As the NFL trade deadline drew near, Patton’s primary goal was not to strengthen his current roster, but to add valuable draft options. Those choices could put the Broncos in prime position to acquire a new quarterback before the next season, either through a trade for an elite veteran (Russell Wilson or Aaron Rodgers), or by advancing to the first round and a By selecting the hot prospect (Sam Howell of North Carolina, perhaps?)
Getting picks in the second and third rounds for Miller was Denver’s biggest win of all season.
Let’s hope that Miller’s departure was an acknowledgment that going forward, the Broncos realize that lavish spending on defense is a luxury wasted on a team without a top-class quarterback. What’s more, whether Denver wants to develop a youthful hand or earn the respect of a seasoned pro, it makes sense to have a head coach fluent in the language of a quarterback rather than someone who plays the most important position on the field. abdicates responsibility for.
As a child, while living under the same roof as one of the most successful coaches in the history of Washington prep football, Moore collected playbooks. He played quarterback, winning 50 games as a starter at Boise State. After joining the NFL in 2012 as an un-draft free agent, Moore raked in more than $3 million as a backup in Detroit and Dallas.

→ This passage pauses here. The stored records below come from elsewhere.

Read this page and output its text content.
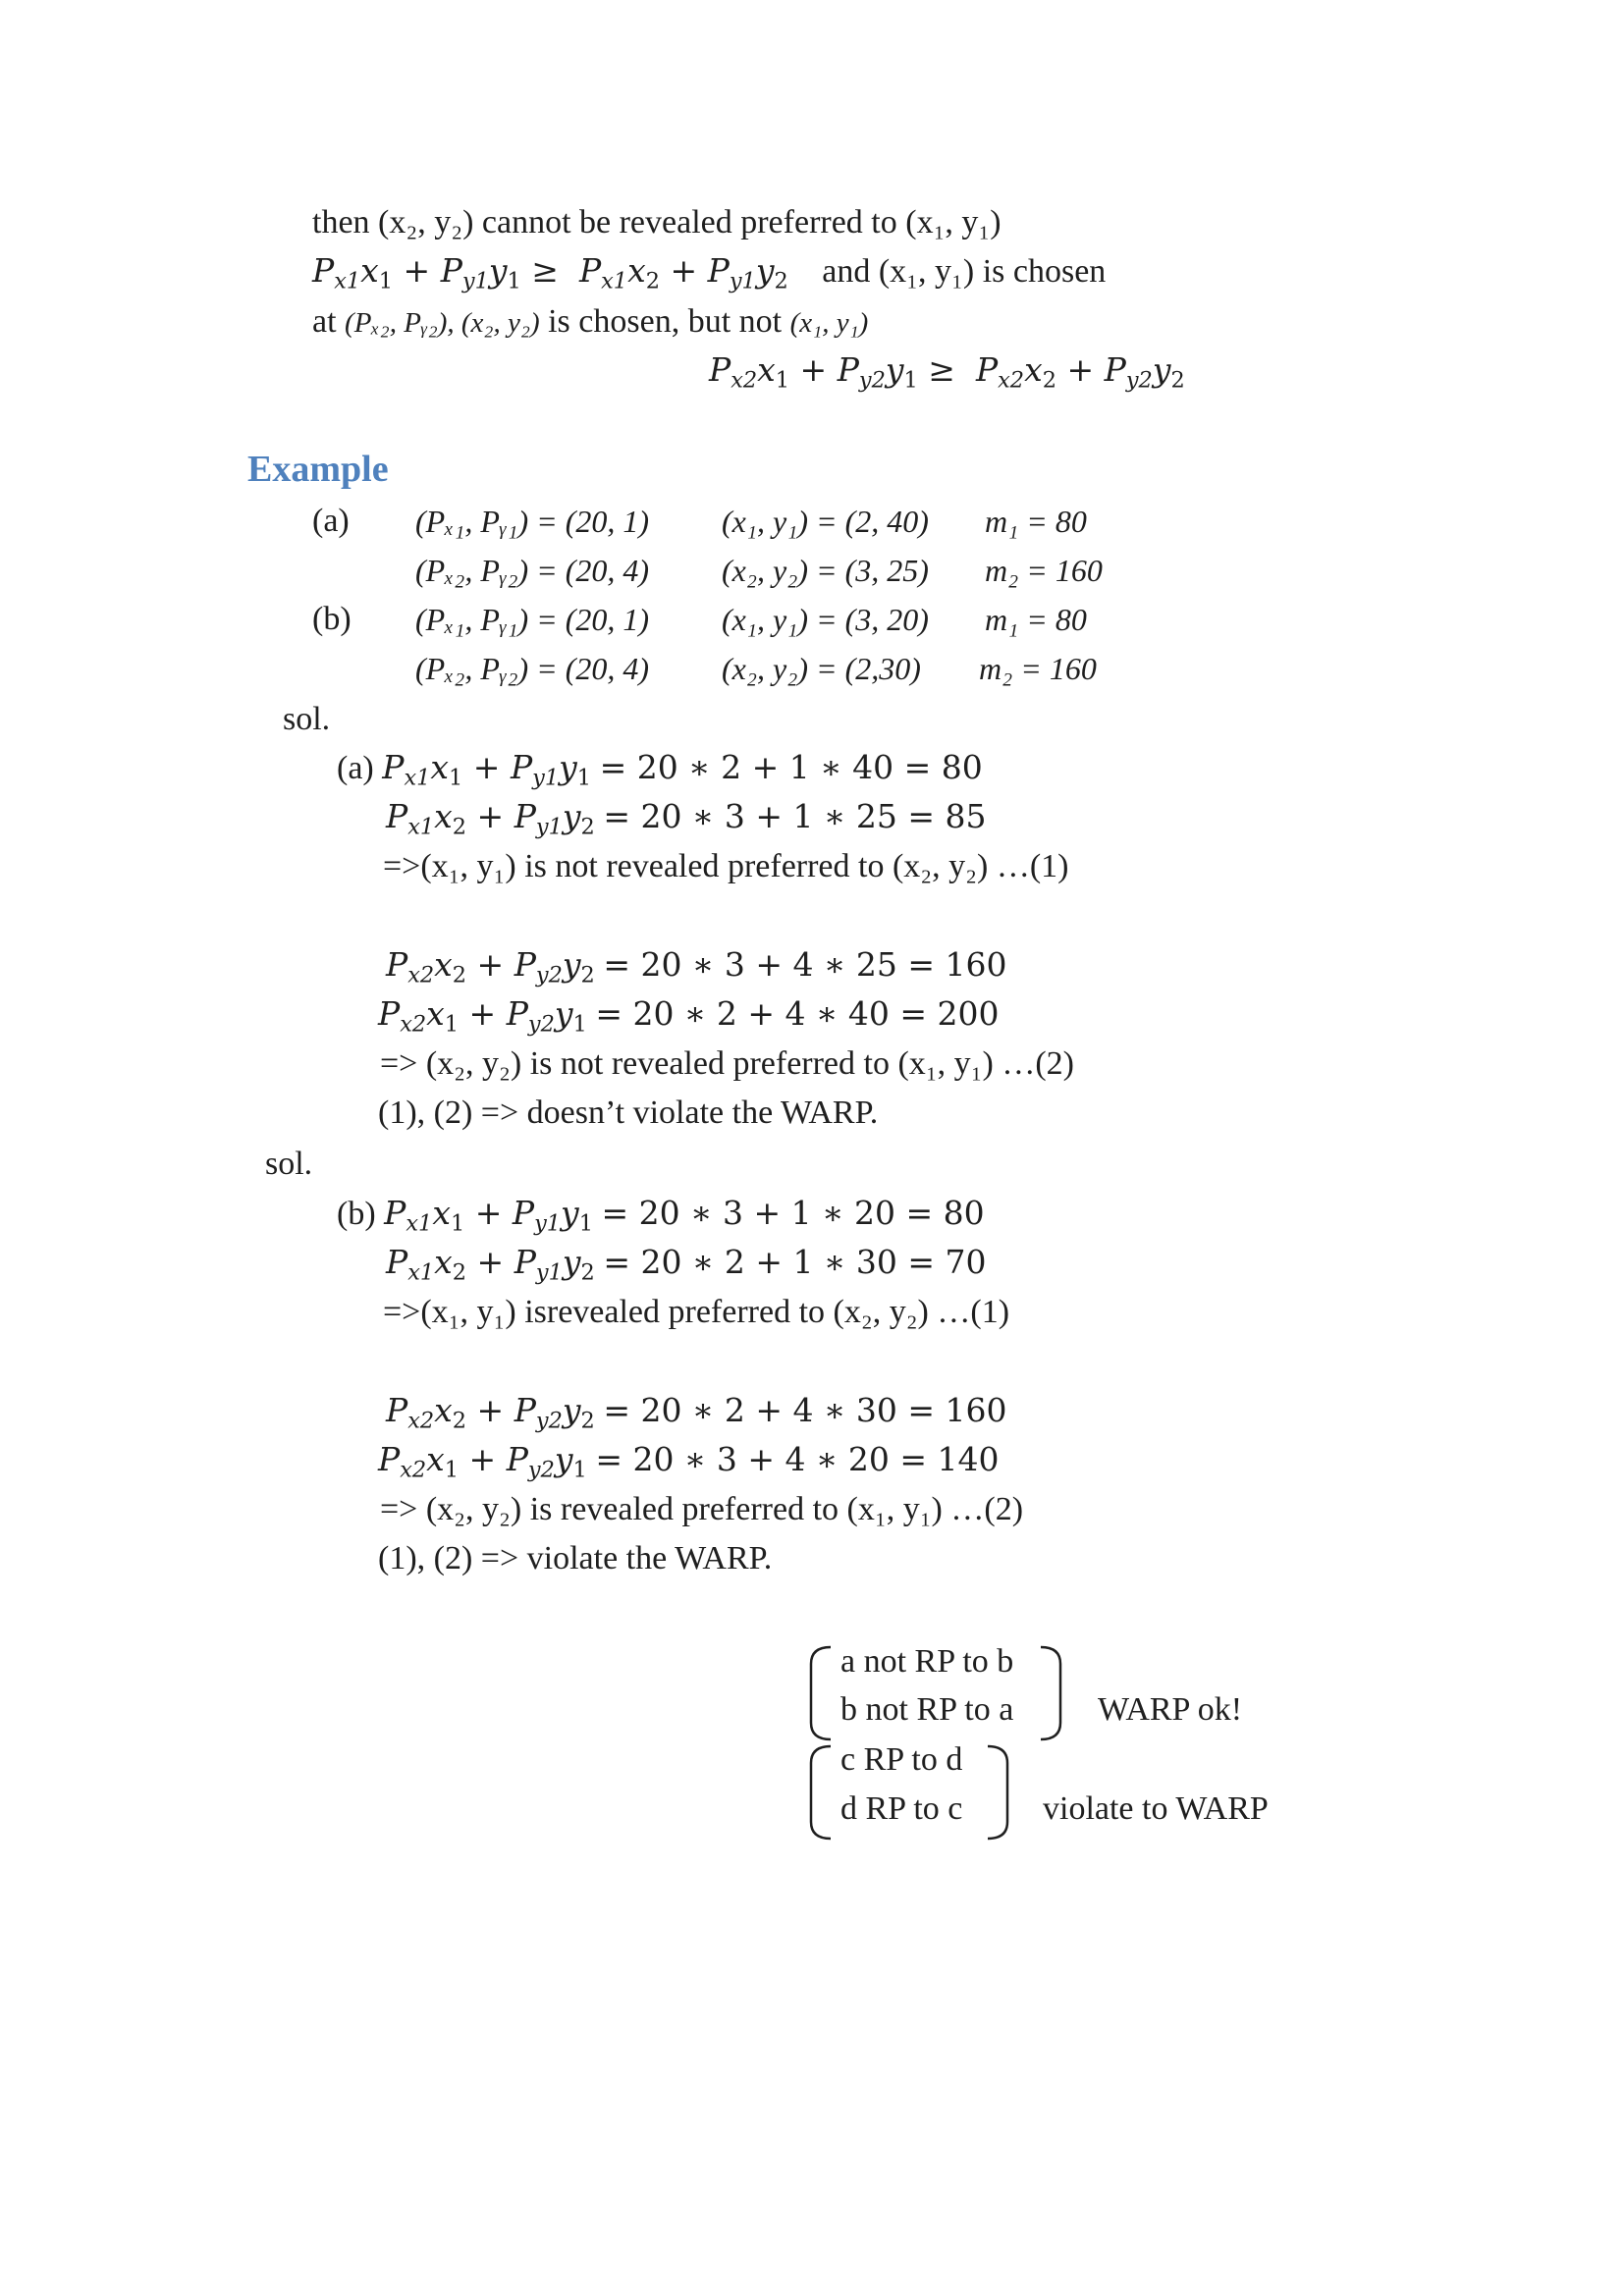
then (x₂, y₂) cannot be revealed preferred to (x₁, y₁)
Px1x1 + Py1y1 ≥  Px1x2 + Py1y2 and (x₁, y₁) is chosen
at (Pₓ₂, Pᵧ₂), (x₂, y₂) is chosen, but not (x₁, y₁)
Px2x1 + Py2y1 ≥  Px2x2 + Py2y2
Example
(a)
(b)
(Pₓ₁, Pᵧ₁) = (20, 1) (x₁, y₁) = (2, 40) m₁ = 80
(Pₓ₂, Pᵧ₂) = (20, 4) (x₂, y₂) = (3, 25) m₂ = 160
(Pₓ₁, Pᵧ₁) = (20, 1) (x₁, y₁) = (3, 20) m₁ = 80
(Pₓ₂, Pᵧ₂) = (20, 4) (x₂, y₂) = (2,30) m₂ = 160
sol.
(a) Px1x1 + Py1y1 = 20 ∗ 2 + 1 ∗ 40 = 80
Px1x2 + Py1y2 = 20 ∗ 3 + 1 ∗ 25 = 85
=>(x₁, y₁) is not revealed preferred to (x₂, y₂) …(1)
Px2x2 + Py2y2 = 20 ∗ 3 + 4 ∗ 25 = 160
Px2x1 + Py2y1 = 20 ∗ 2 + 4 ∗ 40 = 200
=> (x₂, y₂) is not revealed preferred to (x₁, y₁) …(2)
(1), (2) => doesn’t violate the WARP.
sol.
(b) Px1x1 + Py1y1 = 20 ∗ 3 + 1 ∗ 20 = 80
Px1x2 + Py1y2 = 20 ∗ 2 + 1 ∗ 30 = 70
=>(x₁, y₁) isrevealed preferred to (x₂, y₂) …(1)
Px2x2 + Py2y2 = 20 ∗ 2 + 4 ∗ 30 = 160
Px2x1 + Py2y1 = 20 ∗ 3 + 4 ∗ 20 = 140
=> (x₂, y₂) is revealed preferred to (x₁, y₁) …(2)
(1), (2) => violate the WARP.
a not RP to b
b not RP to a	WARP ok!
c RP to d
d RP to c violate to WARP
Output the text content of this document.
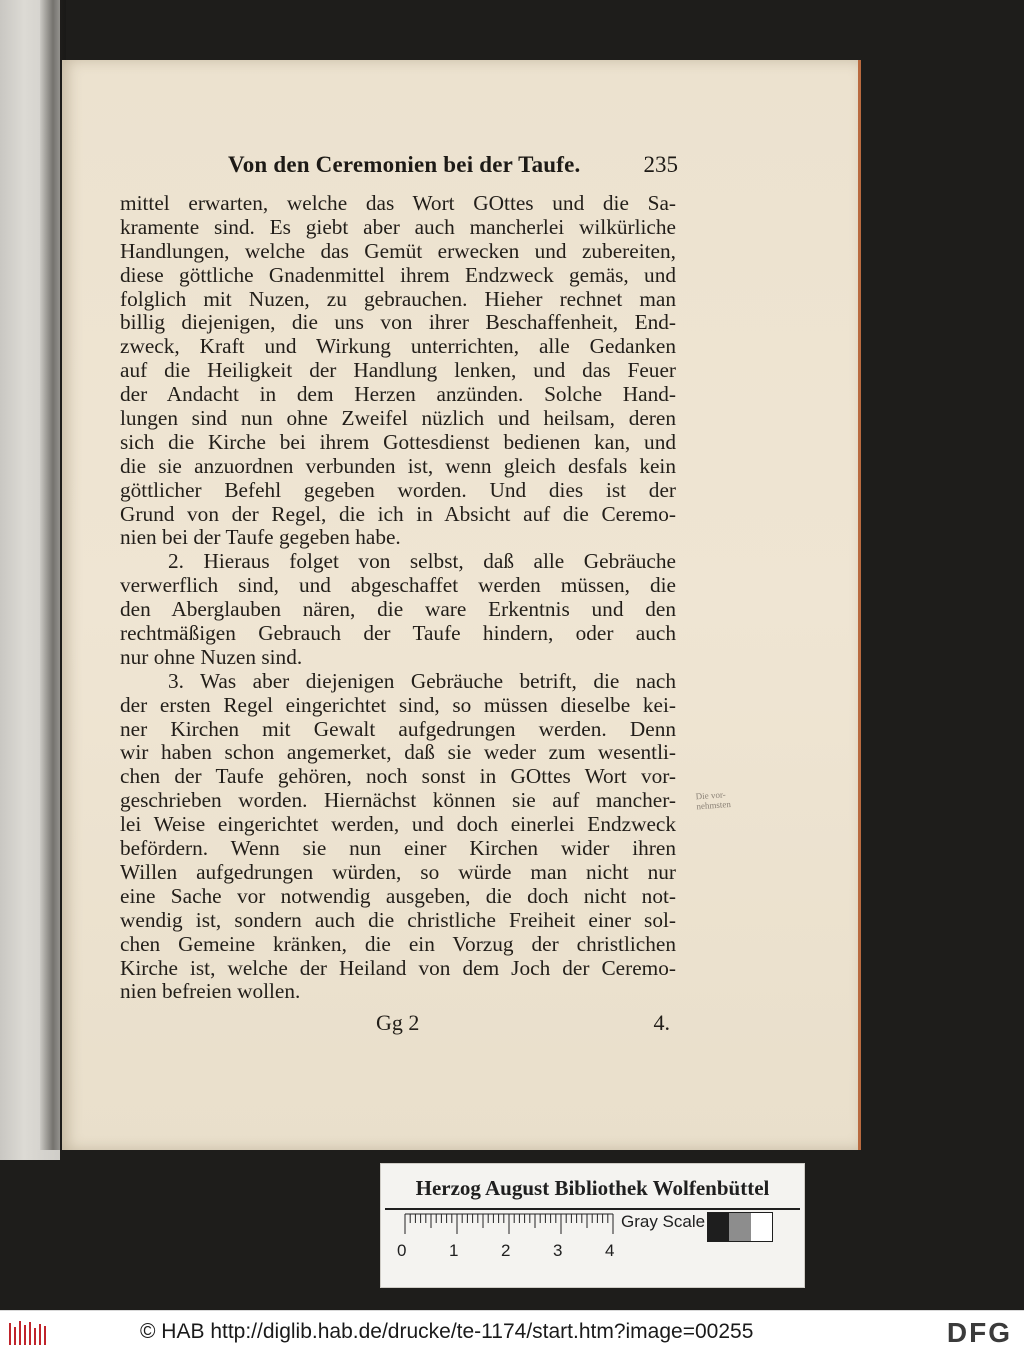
Von den Ceremonien bei der Taufe.	235
mittel erwarten, welche das Wort GOttes und die Sa-
kramente sind. Es giebt aber auch mancherlei wilkürliche
Handlungen, welche das Gemüt erwecken und zubereiten,
diese göttliche Gnadenmittel ihrem Endzweck gemäs, und
folglich mit Nuzen, zu gebrauchen. Hieher rechnet man
billig diejenigen, die uns von ihrer Beschaffenheit, End-
zweck, Kraft und Wirkung unterrichten, alle Gedanken
auf die Heiligkeit der Handlung lenken, und das Feuer
der Andacht in dem Herzen anzünden. Solche Hand-
lungen sind nun ohne Zweifel nüzlich und heilsam, deren
sich die Kirche bei ihrem Gottesdienst bedienen kan, und
die sie anzuordnen verbunden ist, wenn gleich desfals kein
göttlicher Befehl gegeben worden. Und dies ist der
Grund von der Regel, die ich in Absicht auf die Ceremo-
nien bei der Taufe gegeben habe.
2. Hieraus folget von selbst, daß alle Gebräuche
verwerflich sind, und abgeschaffet werden müssen, die
den Aberglauben nären, die ware Erkentnis und den
rechtmäßigen Gebrauch der Taufe hindern, oder auch
nur ohne Nuzen sind.
3. Was aber diejenigen Gebräuche betrift, die nach
der ersten Regel eingerichtet sind, so müssen dieselbe kei-
ner Kirchen mit Gewalt aufgedrungen werden. Denn
wir haben schon angemerket, daß sie weder zum wesentli-
chen der Taufe gehören, noch sonst in GOttes Wort vor-
geschrieben worden. Hiernächst können sie auf mancher-
lei Weise eingerichtet werden, und doch einerlei Endzweck
befördern. Wenn sie nun einer Kirchen wider ihren
Willen aufgedrungen würden, so würde man nicht nur
eine Sache vor notwendig ausgeben, die doch nicht not-
wendig ist, sondern auch die christliche Freiheit einer sol-
chen Gemeine kränken, die ein Vorzug der christlichen
Kirche ist, welche der Heiland von dem Joch der Ceremo-
nien befreien wollen.
Die vor- nehmsten
Gg 2	4.
Herzog August Bibliothek Wolfenbüttel
0	1	2	3	4
Gray Scale
© HAB http://diglib.hab.de/drucke/te-1174/start.htm?image=00255	DFG
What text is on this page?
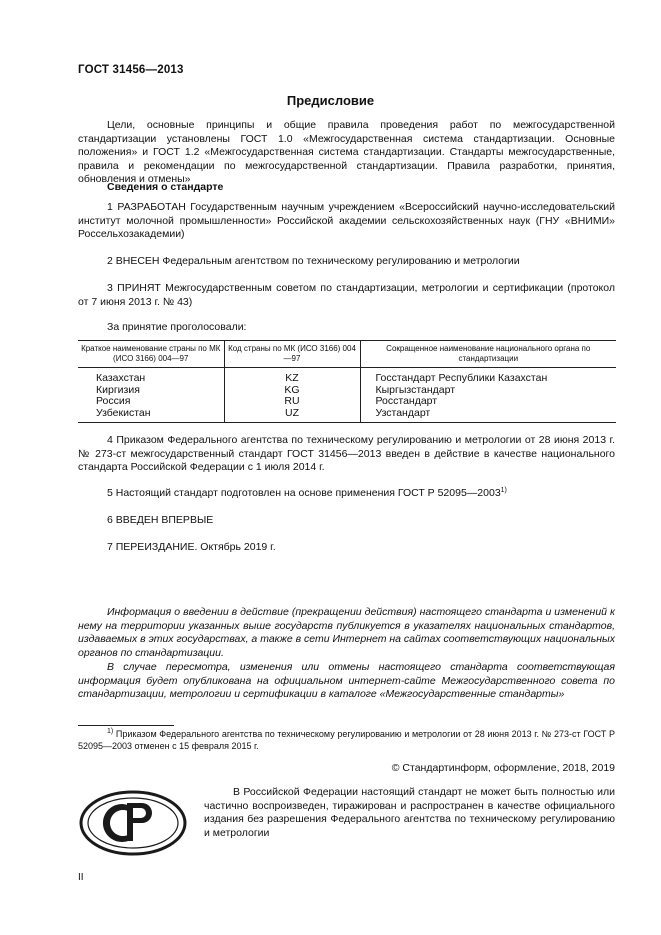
ГОСТ 31456—2013
Предисловие
Цели, основные принципы и общие правила проведения работ по межгосударственной стандартизации установлены ГОСТ 1.0 «Межгосударственная система стандартизации. Основные положения» и ГОСТ 1.2 «Межгосударственная система стандартизации. Стандарты межгосударственные, правила и рекомендации по межгосударственной стандартизации. Правила разработки, принятия, обновления и отмены»
Сведения о стандарте
1 РАЗРАБОТАН Государственным научным учреждением «Всероссийский научно-исследовательский институт молочной промышленности» Российской академии сельскохозяйственных наук (ГНУ «ВНИМИ» Россельхозакадемии)
2 ВНЕСЕН Федеральным агентством по техническому регулированию и метрологии
3 ПРИНЯТ Межгосударственным советом по стандартизации, метрологии и сертификации (протокол от 7 июня 2013 г. № 43)
За принятие проголосовали:
Краткое наименование страны по МК (ИСО 3166) 004—97	Код страны по МК (ИСО 3166) 004—97	Сокращенное наименование национального органа по стандартизации
Казахстан	KZ	Госстандарт Республики Казахстан
Киргизия	KG	Кыргызстандарт
Россия	RU	Росстандарт
Узбекистан	UZ	Узстандарт
4 Приказом Федерального агентства по техническому регулированию и метрологии от 28 июня 2013 г. № 273-ст межгосударственный стандарт ГОСТ 31456—2013 введен в действие в качестве национального стандарта Российской Федерации с 1 июля 2014 г.
5 Настоящий стандарт подготовлен на основе применения ГОСТ Р 52095—2003$^{1)}$
6 ВВЕДЕН ВПЕРВЫЕ
7 ПЕРЕИЗДАНИЕ. Октябрь 2019 г.
Информация о введении в действие (прекращении действия) настоящего стандарта и изменений к нему на территории указанных выше государств публикуется в указателях национальных стандартов, издаваемых в этих государствах, а также в сети Интернет на сайтах соответствующих национальных органов по стандартизации.
В случае пересмотра, изменения или отмены настоящего стандарта соответствующая информация будет опубликована на официальном интернет-сайте Межгосударственного совета по стандартизации, метрологии и сертификации в каталоге «Межгосударственные стандарты»
$^{1)}$ Приказом Федерального агентства по техническому регулированию и метрологии от 28 июня 2013 г. № 273-ст ГОСТ Р 52095—2003 отменен с 15 февраля 2015 г.
© Стандартинформ, оформление, 2018, 2019
В Российской Федерации настоящий стандарт не может быть полностью или частично воспроизведен, тиражирован и распространен в качестве официального издания без разрешения Федерального агентства по техническому регулированию и метрологии
II
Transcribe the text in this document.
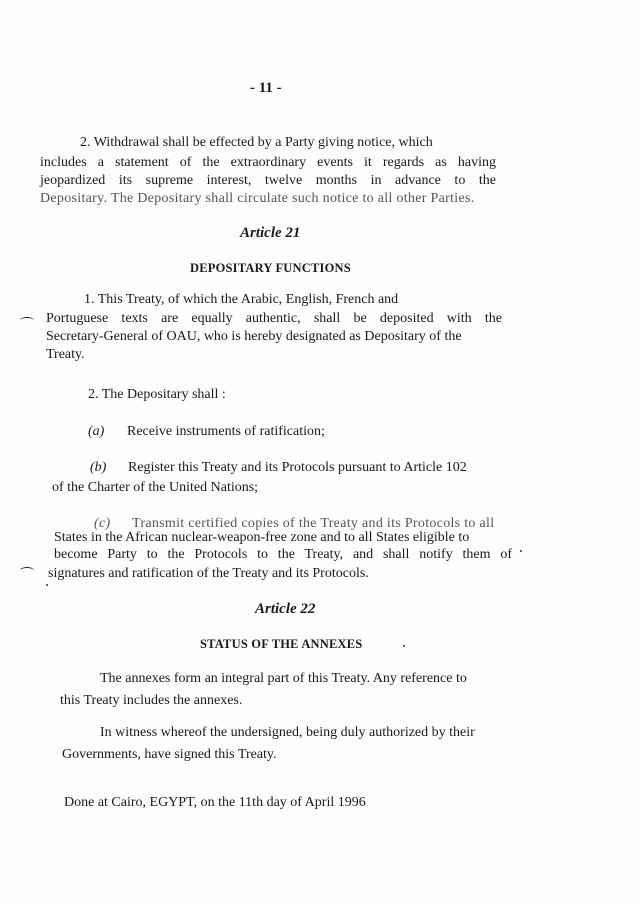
- 11 -
2. Withdrawal shall be effected by a Party giving notice, which
includes a statement of the extraordinary events it regards as having
jeopardized its supreme interest, twelve months in advance to the
Depositary. The Depositary shall circulate such notice to all other Parties.
Article 21
DEPOSITARY FUNCTIONS
1. This Treaty, of which the Arabic, English, French and
Portuguese texts are equally authentic, shall be deposited with the
Secretary-General of OAU, who is hereby designated as Depositary of the
Treaty.
2. The Depositary shall :
(a) Receive instruments of ratification;
(b) Register this Treaty and its Protocols pursuant to Article 102
of the Charter of the United Nations;
(c) Transmit certified copies of the Treaty and its Protocols to all
States in the African nuclear-weapon-free zone and to all States eligible to
become Party to the Protocols to the Treaty, and shall notify them of
signatures and ratification of the Treaty and its Protocols.
Article 22
STATUS OF THE ANNEXES
The annexes form an integral part of this Treaty. Any reference to
this Treaty includes the annexes.
In witness whereof the undersigned, being duly authorized by their
Governments, have signed this Treaty.
Done at Cairo, EGYPT, on the 11th day of April 1996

Moore joined the Cowboys’ coaching staff in 2018 as a QB coach and was promoted to offensive coordinator by Mike McCarthy after only one season. New England coach Bill Belichick, who is difficult to impress, has praised Moore, who is known to be fond of double tight-end plans, speed before snaps, and play-action passing.
“I think Kellen does a really good job at setting the game plan at No. 1,” McCarthy said, praising his offensive coordinator for his ability to communicate not only with fellow Dallas assistants, but his Would also like to get input. Moore “puts together a healthy, creative, and aggressive game plan.”
There are too many words to describe the game plan we saw from Denver offensive coordinator Pat Shurmur. But the boring and uninspired work done by quarterback Teddy Bridgewater and the Broncos is as interesting to watch as making mitts during a Sunday afternoon knitting club.
While hiring a brilliant, young aggressive mind to serve as head coach for the first time can be a gamble, Josh McDaniels’ tenure in Denver is a cautionary tale. But here’s my big concern: Maybe Patton, John Elway, and Joe Ellis feel uncomfortable calling in to dismiss Fangio or hire a replacement before new ownership arrives, and Moore will take a job elsewhere. Maybe with the Raiders in Las Vegas?
With any luck, the Broncos will have new ownership, a new quarterback and a coach who can push this team into the 21st century, dumping the pursuit of a 20-17 victory—a strategy so risk-averse. It actually allows very little margin for error.
While thanking Vonster for the memories, is it okay to take an optimistic view that the business represents the beginning of a dramatic change for the better by a proud franchise stuck too long in the past?
In Big D, the Broncos have a chance to start auditioning for their next coach.
Could Moore be the new face of a bright future?